March 27, 2014 - 1:21 PM
THINGS 'GOT STRANGE REALLY FAST'
KELOWNA - An Armstrong teen broke down in tears on the witness stand this morning when text messages he exchanged with Taylor Van Diest the night she was killed were read in court.
Clay Valstar, 19, affectionately called Van Diest Taylorsaurus. She called him Clayseraptor. The nicknames, and Valstar’s tearful reaction to them, show how close the teens were and how hard it was for him to revisit the tragic night.
They were supposed to go trick-or-treating with a couple of friends and had made loose plans for Van Diest to meet him at his house, just a short walk from hers. The day of Oct. 31 2011, they texted back and forth. The messages are filled with smiley faces and exclamation points; even though the two were in their late teens, they were clearly excited for the evening.
Outside court, mother Marie Van Diest spoke fondly of her daughter’s love of Halloween.
“She was just so passionate about Halloween, it was her favourite day of the year,” she said.
Matthew Foerster, 28, is charged with first degree murder. He already admitted to killing her, but whether his actions were planned and deliberate, or committed during a sexual assault—both of which constitute first degree murder—is the burden of the Crown. The jury could also find him guilty of second degree murder or manslaughter.
Shortly after 5:30 p.m. Van Diest texted Valstar saying she’d meet him at his house around 6 p.m. He grabbed some food at McDonald’s but was home to meet her at the agreed upon time. She didn’t show.
“I thought I was honestly being stood up at the time,” Valstar said.
He texted her, asking where she was but got no reply. He went out on the street to see if she was coming—no sign of her. Van Diest’s boyfriend Colton was already there, playing a card game with Valstar’s brother. Phoning Van Diest’s home, Valstar learned she wasn’t there, but a mutual friend, Zoe, was. The girls had planned to meet at Van Diest’s house and walk together to Valstar’s, he said.
The group eventually noticed a text message on Colton’s cell phone that read “being crepped.” It was sent 15 minutes earlier. After that, Valstar said things “got strange really fast.”
The friends drove around Armstrong looking for her at the skatepark and downtown, calling her name.

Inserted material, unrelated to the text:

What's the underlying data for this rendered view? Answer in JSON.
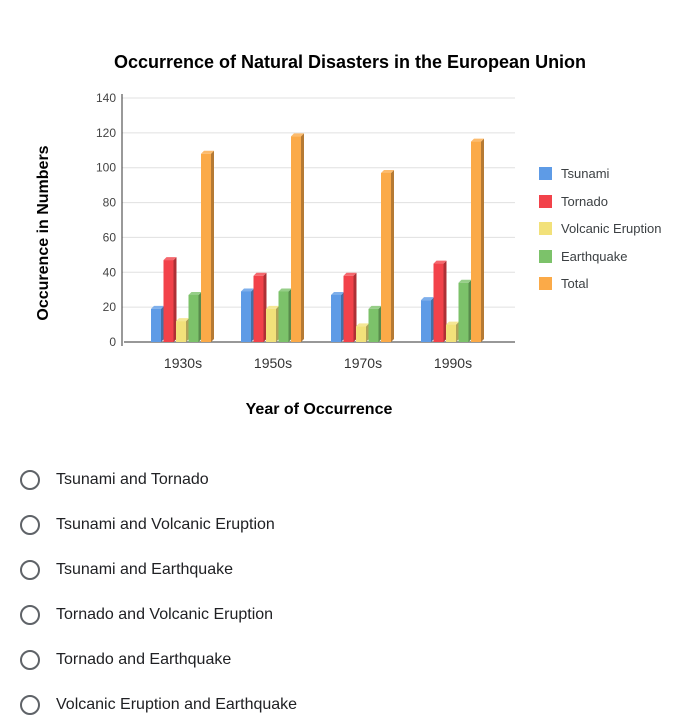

Later, Van Diest’s sister called or texted—Valstar couldn’t remember which—to say her sister’s phone had been found on the railway tracks along Pleasant Valley Road.
While searching for her with flashlights in the dark night, Valstar heard Zoe and Colton screaming some distance down the tracks. When he caught up, he saw Van Diest, who had dressed as a zombie that night, lying face down in a ditch with her head against a pole.
“I had my jacket down (over Van Diest), I didn’t know what else I could do,” he said.
He thinks he remembers her groaning and twitching as they waited for an ambulance to arrive. He drove with Colton’s parents to the hospital where he gave a statement to police.
Under cross examination with Foerster’s defense lawyer Lisa Jean Helps, Valstar added that it was slippery on the tracks that night, and that his initial concern was that Van Diest had fallen.
Court also heard from Liam Brown, who was 14 when he and his friends found Van Diest’s cell phone on the railway tracks in Armstrong. He said it was about 8 p.m. when they found it and called the contact for ‘home.’ Van Diest’s sister answered and told them where she lived so they could bring it to her. After that, Brown and his friends went on their way. Later that night, they passed the crime scene and Brown showed police exactly where he found the phone.
A video in which Foerster allegedly confesses to killing Van Diest is expected to be shown this afternoon.